И закроется ведь, станется с него!

– Ну… давай.

(«Ты сможешь. Сможешь!» – «Я. Не. Могу».)

– Тём, тебе при всем желании не удастся сделать хуже, чем эта тираннозавриха. Ну… Любя, да?

– «Ну – баранки гну», – совсем по-детсадовски шепчет себе под нос Тёмка, набирая лекарство в шприц, старательно выпуская из шприца воздух – до смешных пузырьков на кончике иглы, а затем – протирая даниловское плечо водкой. Тот ёжится.

– Что?! Я еще даже не воткнул.

– Х-холодно!..

Холодно ему… Трусит, поди, небось. Больше, чем Тёмка, трусит. Артему внезапно становится настолько остро жаль бледного, трясущегося от страха Данилова, что все получается словно бы само собой: пальцы одной руки осторожно и твердо собирают кожу плеча в вертикальную складку, второй – легко и непринужденно – загоняют в эту складку иглу – ровно настолько, насколько нужно. Поршень идет уверенно и неторопливо.

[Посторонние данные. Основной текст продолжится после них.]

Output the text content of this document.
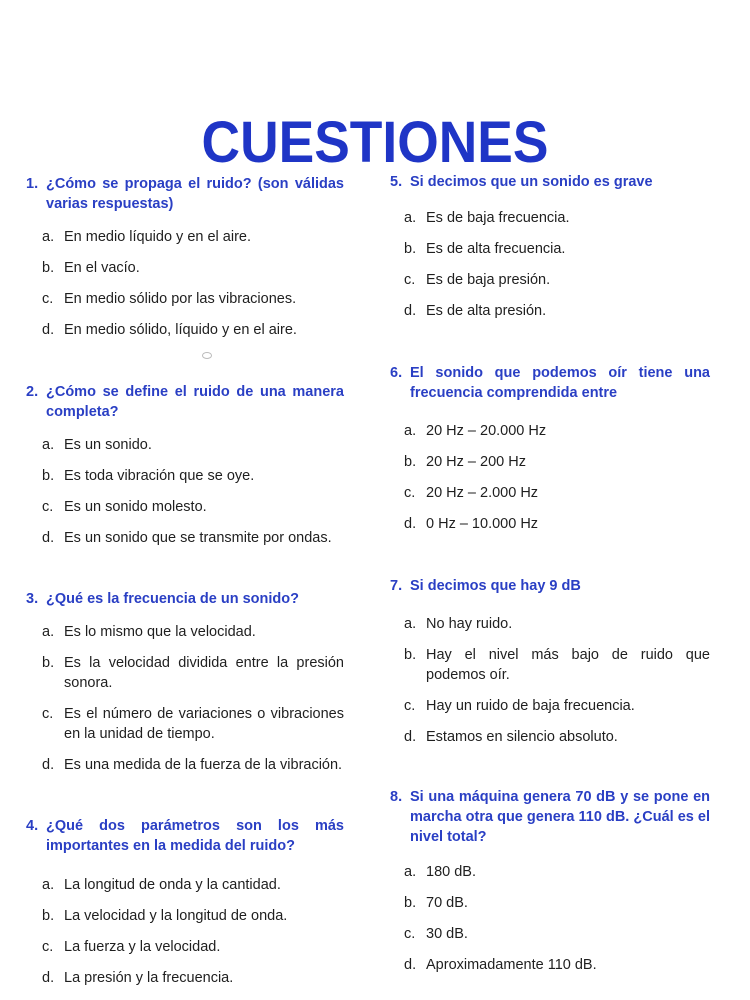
CUESTIONES
1. ¿Cómo se propaga el ruido? (son válidas varias respuestas)
a. En medio líquido y en el aire.
b. En el vacío.
c. En medio sólido por las vibraciones.
d. En medio sólido, líquido y en el aire.
2. ¿Cómo se define el ruido de una manera completa?
a. Es un sonido.
b. Es toda vibración que se oye.
c. Es un sonido molesto.
d. Es un sonido que se transmite por ondas.
3. ¿Qué es la frecuencia de un sonido?
a. Es lo mismo que la velocidad.
b. Es la velocidad dividida entre la presión sonora.
c. Es el número de variaciones o vibraciones en la unidad de tiempo.
d. Es una medida de la fuerza de la vibración.
4. ¿Qué dos parámetros son los más importantes en la medida del ruido?
a. La longitud de onda y la cantidad.
b. La velocidad y la longitud de onda.
c. La fuerza y la velocidad.
d. La presión y la frecuencia.
5. Si decimos que un sonido es grave
a. Es de baja frecuencia.
b. Es de alta frecuencia.
c. Es de baja presión.
d. Es de alta presión.
6. El sonido que podemos oír tiene una frecuencia comprendida entre
a. 20 Hz – 20.000 Hz
b. 20 Hz – 200 Hz
c. 20 Hz – 2.000 Hz
d. 0 Hz – 10.000 Hz
7. Si decimos que hay 9 dB
a. No hay ruido.
b. Hay el nivel más bajo de ruido que podemos oír.
c. Hay un ruido de baja frecuencia.
d. Estamos en silencio absoluto.
8. Si una máquina genera 70 dB y se pone en marcha otra que genera 110 dB. ¿Cuál es el nivel total?
a. 180 dB.
b. 70 dB.
c. 30 dB.
d. Aproximadamente 110 dB.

– Что там? – спрашивает, зажмурившись, Данилов. («Не смотреть! Только не смотреть!» Ага. Проходили.)

– Да все уже, – удивляясь сам себе, отвечает Артем, откладывая на тумбочку шприц и зажимая место укола ватным тампоном, смоченным водкой. (Надо купить нормальный спирт. Или это… Он в интернете видел. Салфетки для инъекций. Вот!) – Посиди еще чуток, счас подействует. Кто его знает, как оно тебе по мозгам шибанет.

Данилов послушно сидит, придерживая вату рукой, Артем с деловым видом собирает шприц, использованную ампулу и прочую лабуду – несет на кухню, в мусорное ведро. А потом еще долго плещет в ванной холодной водой в лицо, чтобы смыть с души (которую под воду, понятное дело, не засунешь) противное ощущение липкого ужаса.

– Тём, заканчивай водные процедуры! Ты мой герой. Синяка завтра точно не будет.

Артем оборачивается к внезапно возникшему за спиной Данилову, подозрительно оглядывает его из-под мокрой челки.

– А не врешь?

– Я?! – глаза честные-честные. – Я вообще никогда не вру.

*

– Данилов, что с тобой?

– В-все в п-п-порядке…

– Эй, да у тебя температура! Какого хрена ты меня не разбудил, а?! Градусник куда дел, дубина?